Lebanon Seeks to Hold Trial Against Former Renault, Nissan, and Mitsubishi Exec.

Matty-Sways

The officials in Lebanon have requested that Japan turn over all their evidence against Mr. Ghosn for a trial in Lebanon

Mr. Ghosn, the former chief of auto makers Renault, Nissan Motor Co., and Mitsubishi Motors recently fled Japan, where he faced charges for several financial crimes. He is now in Lebanon, hiw homeland and a country with no extradition treaty with Japan. Lebanese officials have indicated they won’t send the executive back to Tokyo, but said that if Japanese prosecutors turn over evidence, Lebanon could hold a trial. Lebanese law allows citizens to be prosecuted for crimes committed elsewhere if the offense is also a crime in Lebanon. Misappropriation of corporate funds—one of Japan’s charges against Mr. Ghosn—is a crime in Lebanon.

Japanese prosecutors have assured everyone he would get a fair trial, but Mr. Ghosn says the Japanese legal system convicts on more than 99% of its indictment.

“You cannot prosecute him if there is no case against him in Lebanon,” said Melhem Khalaf, head of the Beirut Bar Association. “The file has to come from Japan.”

Carlos Abou Jaoude, a lawyer for the former auto executive in Lebanon, said in an interview that Mr. Ghosn “has one priority: to prove his innocence. In order to prove his innocence, he needs to be tried by a fair legal system. He wants badly for the trial to take place.”

He said he hoped Japanese prosecutors would share their case with Lebanon. “If they are comfortable with their accusations and evidence, this is an opportunity for them to prove their case,” he said.

Japanese lawyers said there is little chance that will happen. “Mr. Ghosn was indicted because he was accused of violating the laws of Japan. From the perspective of national sovereignty, it is obvious that his guilt or innocence must be determined in the Japanese justice system,” said Taichi Yoshikai, a professor of law at Kokushikan University and a former prosecutor.

A trial in Lebanon would struggle to win global legitimacy. The courts are widely considered corrupt, believed to often allow wealthy and influential individuals to buy protection. The country placed 138 out of 180 countries on Transparency International’s Corruption Perception Index in 2018, versus a ranking of 18 for Japan. That report said 65% of Lebanese citizens use social and personal connections when dealing with courts and called the phenomenon a “structural problem” that “poses a serious threat to…the rule of law.”

“Our system is corrupted.
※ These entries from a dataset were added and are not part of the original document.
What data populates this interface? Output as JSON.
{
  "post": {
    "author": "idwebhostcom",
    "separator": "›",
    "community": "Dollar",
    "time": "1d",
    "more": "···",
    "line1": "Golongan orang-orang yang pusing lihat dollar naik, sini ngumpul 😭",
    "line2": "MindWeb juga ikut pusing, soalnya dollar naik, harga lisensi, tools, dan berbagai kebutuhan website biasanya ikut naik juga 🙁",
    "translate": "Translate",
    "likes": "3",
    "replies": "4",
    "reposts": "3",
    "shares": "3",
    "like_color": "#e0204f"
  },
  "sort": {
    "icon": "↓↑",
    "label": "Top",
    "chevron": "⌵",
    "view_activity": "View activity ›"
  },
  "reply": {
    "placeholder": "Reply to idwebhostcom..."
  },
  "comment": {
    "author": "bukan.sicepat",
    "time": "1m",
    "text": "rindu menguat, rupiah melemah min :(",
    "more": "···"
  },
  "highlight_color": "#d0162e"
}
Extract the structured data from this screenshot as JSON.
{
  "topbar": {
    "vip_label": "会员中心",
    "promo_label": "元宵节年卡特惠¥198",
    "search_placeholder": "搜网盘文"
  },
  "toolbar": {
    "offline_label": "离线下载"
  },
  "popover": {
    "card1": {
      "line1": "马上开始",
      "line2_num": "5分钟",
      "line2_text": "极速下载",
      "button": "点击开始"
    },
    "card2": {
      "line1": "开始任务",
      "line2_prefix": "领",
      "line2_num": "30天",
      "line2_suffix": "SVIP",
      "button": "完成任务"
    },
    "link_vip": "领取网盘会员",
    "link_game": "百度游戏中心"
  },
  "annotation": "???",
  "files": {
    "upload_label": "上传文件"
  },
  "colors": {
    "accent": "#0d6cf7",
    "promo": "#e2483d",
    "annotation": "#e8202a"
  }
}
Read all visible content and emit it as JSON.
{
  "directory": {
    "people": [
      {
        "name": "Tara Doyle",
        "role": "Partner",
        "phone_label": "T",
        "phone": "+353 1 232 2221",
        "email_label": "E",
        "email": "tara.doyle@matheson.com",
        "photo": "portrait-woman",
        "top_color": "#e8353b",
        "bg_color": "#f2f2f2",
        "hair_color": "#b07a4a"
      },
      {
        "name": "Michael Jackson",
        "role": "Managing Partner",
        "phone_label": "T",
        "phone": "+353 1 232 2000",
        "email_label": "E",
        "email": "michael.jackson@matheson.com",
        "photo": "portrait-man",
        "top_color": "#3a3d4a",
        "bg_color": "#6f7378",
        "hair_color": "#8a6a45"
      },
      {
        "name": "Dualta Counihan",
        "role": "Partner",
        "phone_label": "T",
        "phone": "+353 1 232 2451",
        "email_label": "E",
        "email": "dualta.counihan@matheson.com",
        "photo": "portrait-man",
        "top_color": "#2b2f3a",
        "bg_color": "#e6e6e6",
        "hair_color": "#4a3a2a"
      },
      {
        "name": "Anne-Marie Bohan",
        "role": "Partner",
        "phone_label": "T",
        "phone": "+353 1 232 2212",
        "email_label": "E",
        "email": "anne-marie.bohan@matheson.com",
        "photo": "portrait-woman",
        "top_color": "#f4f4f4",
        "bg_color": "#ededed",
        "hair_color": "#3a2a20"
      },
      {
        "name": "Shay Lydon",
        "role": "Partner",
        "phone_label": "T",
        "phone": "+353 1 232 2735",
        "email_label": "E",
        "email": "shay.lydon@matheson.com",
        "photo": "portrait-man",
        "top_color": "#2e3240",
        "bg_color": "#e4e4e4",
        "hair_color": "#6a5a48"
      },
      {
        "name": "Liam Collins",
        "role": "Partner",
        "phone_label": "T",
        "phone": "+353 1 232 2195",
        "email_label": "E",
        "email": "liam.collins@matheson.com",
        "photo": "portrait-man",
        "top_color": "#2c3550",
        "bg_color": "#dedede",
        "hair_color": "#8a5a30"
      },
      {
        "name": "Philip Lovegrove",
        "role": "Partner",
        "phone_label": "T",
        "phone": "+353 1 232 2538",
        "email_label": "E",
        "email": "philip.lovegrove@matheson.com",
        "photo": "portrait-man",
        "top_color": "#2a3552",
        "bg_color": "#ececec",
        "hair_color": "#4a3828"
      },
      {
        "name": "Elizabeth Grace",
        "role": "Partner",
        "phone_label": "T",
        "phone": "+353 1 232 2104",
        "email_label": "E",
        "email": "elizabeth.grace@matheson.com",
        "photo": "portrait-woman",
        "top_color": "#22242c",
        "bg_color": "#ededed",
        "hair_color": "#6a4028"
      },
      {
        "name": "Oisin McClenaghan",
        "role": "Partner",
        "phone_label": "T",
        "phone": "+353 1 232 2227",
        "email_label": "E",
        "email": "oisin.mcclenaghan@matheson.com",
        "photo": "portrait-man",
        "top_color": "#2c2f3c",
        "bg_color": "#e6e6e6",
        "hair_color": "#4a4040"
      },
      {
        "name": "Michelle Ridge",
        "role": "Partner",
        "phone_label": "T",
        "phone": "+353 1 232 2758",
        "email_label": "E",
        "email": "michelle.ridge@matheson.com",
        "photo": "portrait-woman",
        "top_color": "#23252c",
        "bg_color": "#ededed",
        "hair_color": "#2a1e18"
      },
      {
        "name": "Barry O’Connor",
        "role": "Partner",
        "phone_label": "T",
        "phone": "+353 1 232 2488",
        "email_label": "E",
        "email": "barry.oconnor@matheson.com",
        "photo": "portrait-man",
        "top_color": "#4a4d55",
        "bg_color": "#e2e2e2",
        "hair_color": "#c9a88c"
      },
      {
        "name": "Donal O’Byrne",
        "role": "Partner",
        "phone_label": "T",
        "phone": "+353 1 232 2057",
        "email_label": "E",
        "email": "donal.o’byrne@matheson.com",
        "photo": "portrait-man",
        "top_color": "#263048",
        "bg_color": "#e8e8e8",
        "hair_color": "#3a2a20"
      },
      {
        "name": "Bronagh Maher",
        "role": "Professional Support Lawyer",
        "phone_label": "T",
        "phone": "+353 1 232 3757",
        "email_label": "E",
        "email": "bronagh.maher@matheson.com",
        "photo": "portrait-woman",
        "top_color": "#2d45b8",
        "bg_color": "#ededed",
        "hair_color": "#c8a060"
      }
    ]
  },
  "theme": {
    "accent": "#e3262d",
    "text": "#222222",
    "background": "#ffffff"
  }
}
For sure in Japan it is more transparent,” said Ayman Raad, a Beirut-based lawyer who has represented protesters against government corruption.

Should a trial be held in Lebanon, it would be overseen by judges who could decide whether to make the proceedings public or private. Japanese lawyers and prosecutors wouldn’t be involved in prosecuting unless Japan requested access as part of the United Nations Convention Against Corruption, an international treaty to which both Japan and Lebanon are signatories, legal experts said.

Even if Lebanese courts were to allow the prosecution of an alleged financial crime committed in Japan, other hurdles remain. “You would have the massive practical problem of trying to translate an entire prosecution from one system to another,” said Joshua Colangelo-Bryan, a white-collar defense attorney at Dorsey & Whitney LLP.